Hey @debrevitatevitae , Thanks for raising this. For the refactoring, I had a few ideas and suggestions.

  1. Logger: We can move the logging part of the training functions outside into a separate class (Logger). An instance of this class could take care of all logging operations - including defining callbacks and providing methods to log at different steps in the training loop
  2. ConfigHandler: We can define a config handler class that would be a collection of methods to handle TrainConfig. This would help us in initial and end stages of the training - where we can define separate methods based on the configuration provided by the user.

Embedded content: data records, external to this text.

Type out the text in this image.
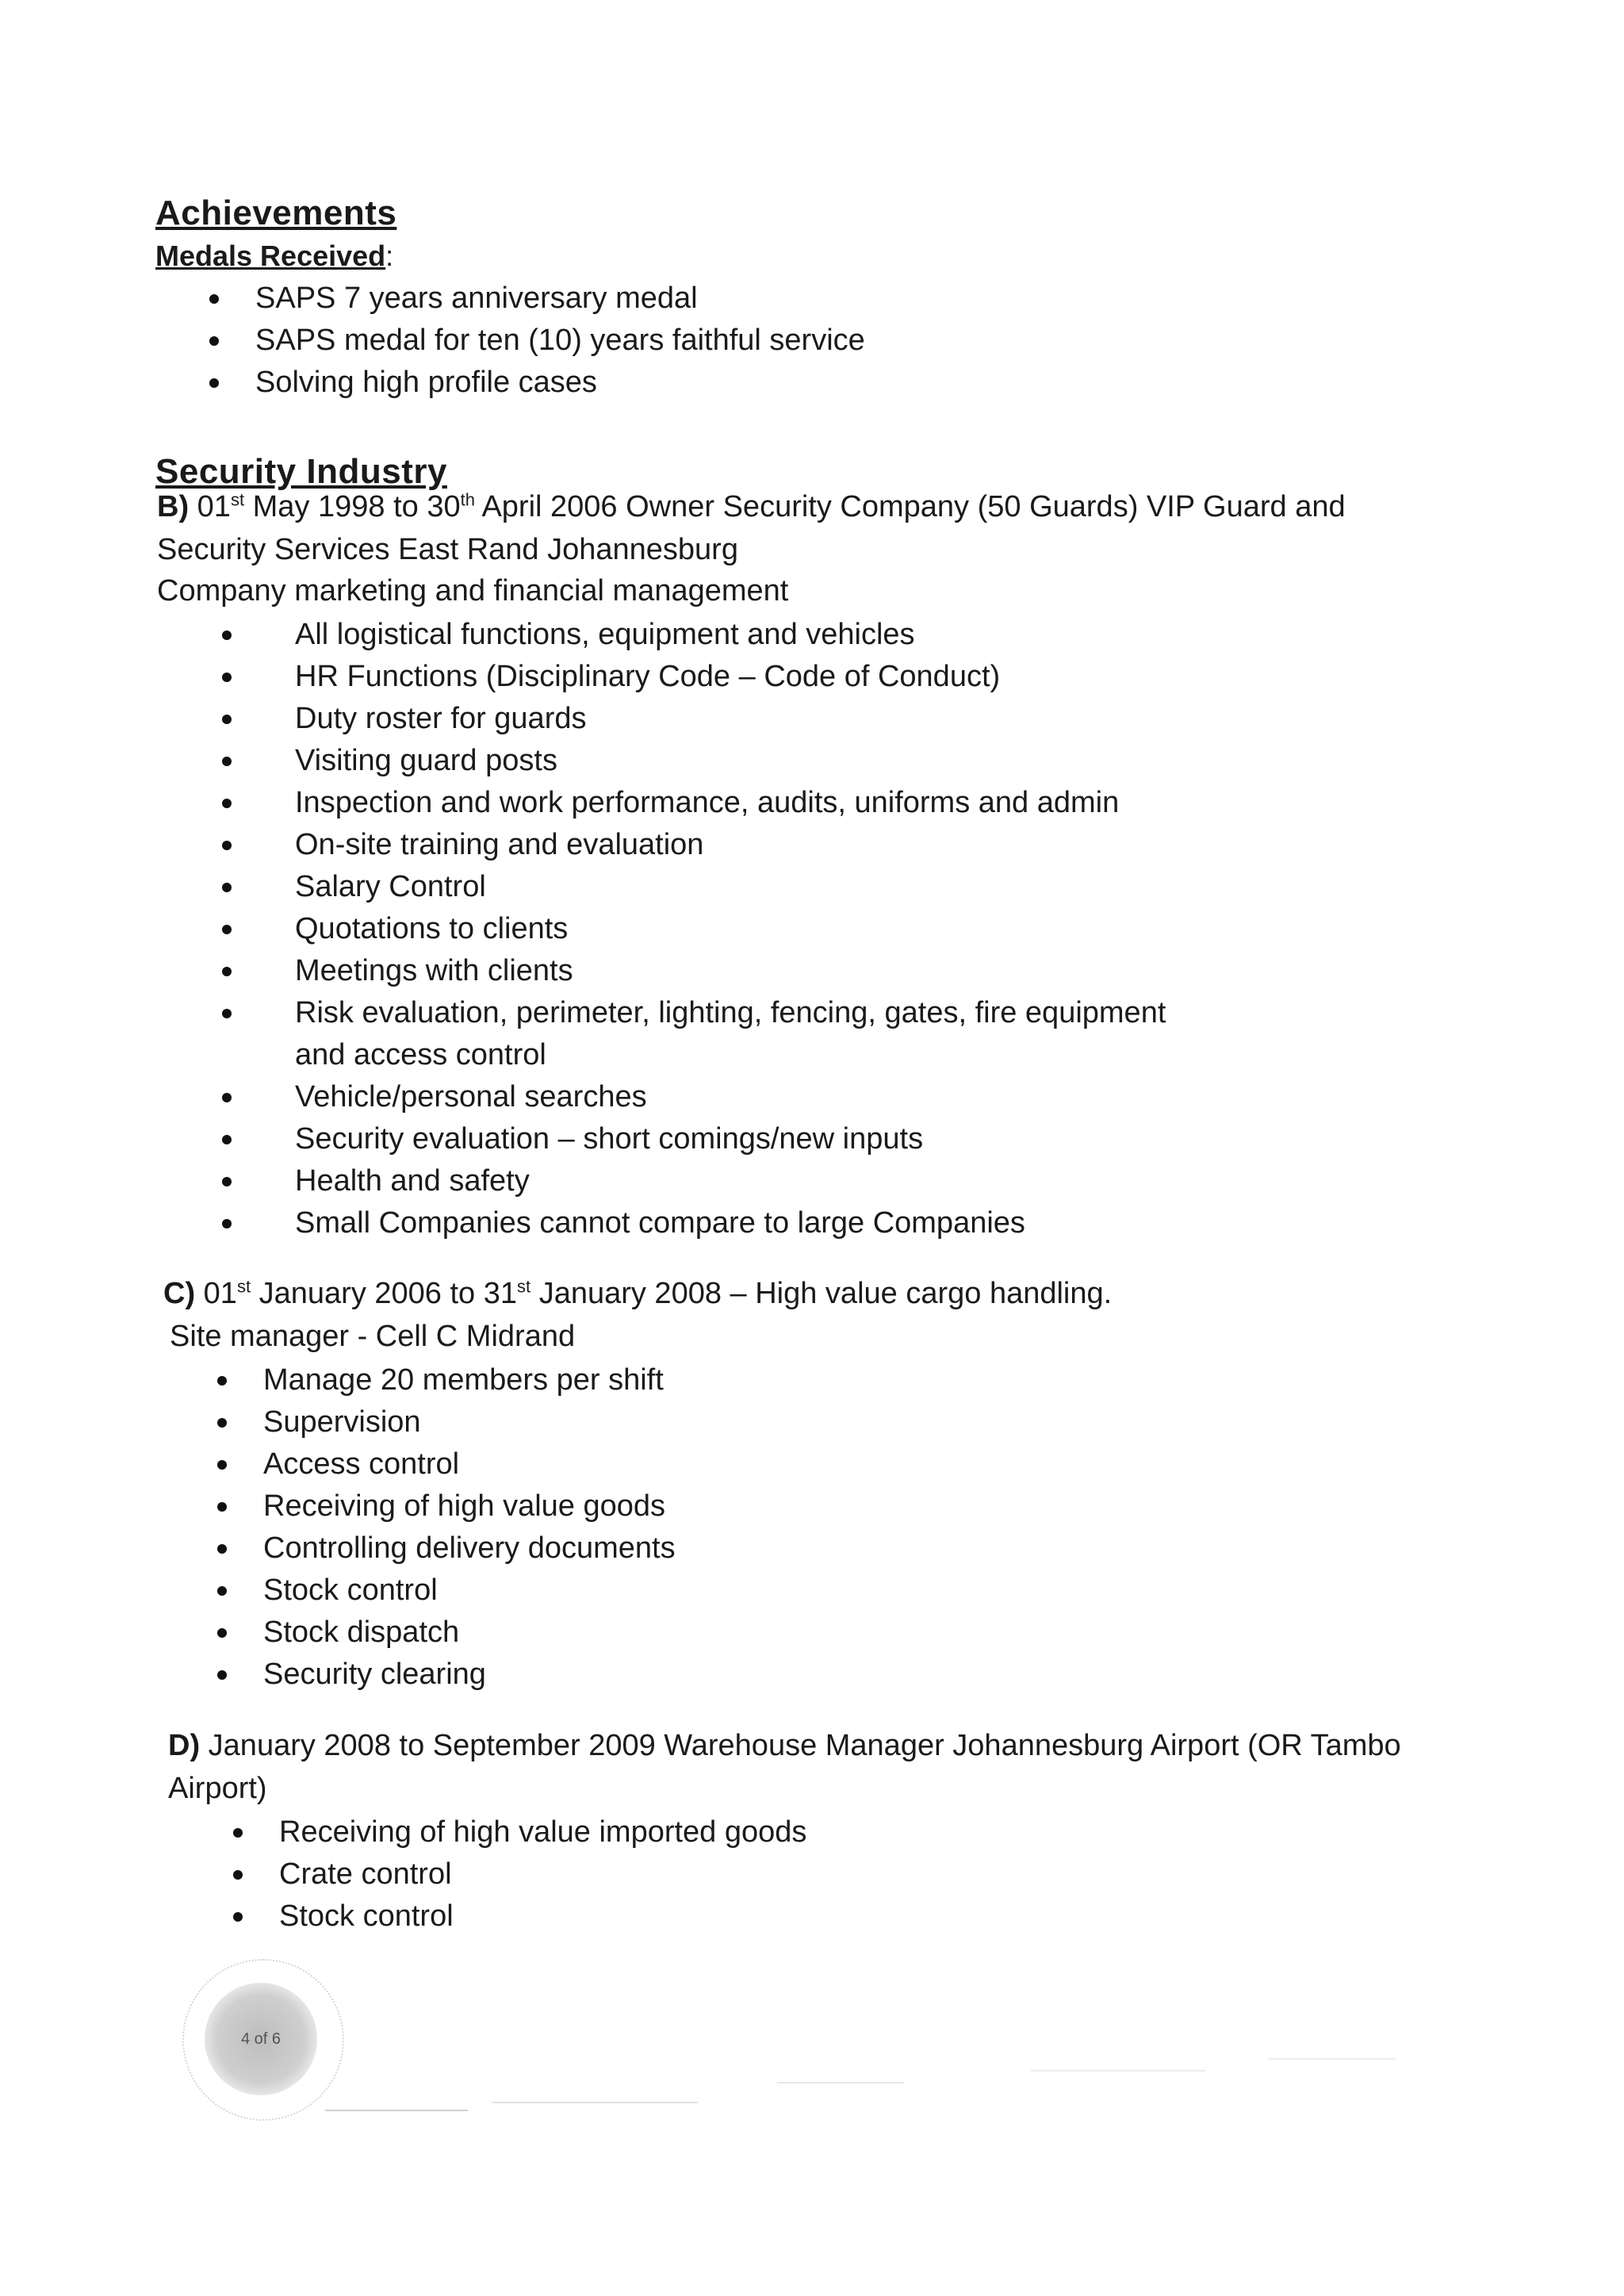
Achievements
Medals Received:
SAPS 7 years anniversary medal
SAPS medal for ten (10) years faithful service
Solving high profile cases
Security Industry
B) 01st May 1998 to 30th April 2006 Owner Security Company (50 Guards) VIP Guard and
Security Services East Rand Johannesburg
Company marketing and financial management
All logistical functions, equipment and vehicles
HR Functions (Disciplinary Code – Code of Conduct)
Duty roster for guards
Visiting guard posts
Inspection and work performance, audits, uniforms and admin
On-site training and evaluation
Salary Control
Quotations to clients
Meetings with clients
Risk evaluation, perimeter, lighting, fencing, gates, fire equipment
and access control
Vehicle/personal searches
Security evaluation – short comings/new inputs
Health and safety
Small Companies cannot compare to large Companies
C) 01st January 2006 to 31st January 2008 – High value cargo handling.
Site manager - Cell C Midrand
Manage 20 members per shift
Supervision
Access control
Receiving of high value goods
Controlling delivery documents
Stock control
Stock dispatch
Security clearing
D) January 2008 to September 2009 Warehouse Manager Johannesburg Airport (OR Tambo
Airport)
Receiving of high value imported goods
Crate control
Stock control
4 of 6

We can also move the __post_init__ methods into this class, allowing us to resolve this issue

The simple outline of the train function would look something like this

Trainer

Train(args):
  logger = Logger(config)

  confighandle = ConfigHandle(config)

  # training 
  # and logging 

  # end logging and close the logger`

I had two thoughts where I needed inputs though:
Q1: Currently this is defined as a Train function. Can we move it to a Train class ? (a structure similar to the trainer function from PyTorch-lightning trainer).
-- You will be able to call a trainer.fit()
-- fit/step/log other methods will become available to the user to modify later on.

Q2: Do we need the separate functions - train_with_grad and train_without_grad? Can we have a single Train (function/class) - that can be used for either based on a user defined argument?

So, do we need the trainer to be a function and do we need separate functions for train_with_grand/train_without_grad?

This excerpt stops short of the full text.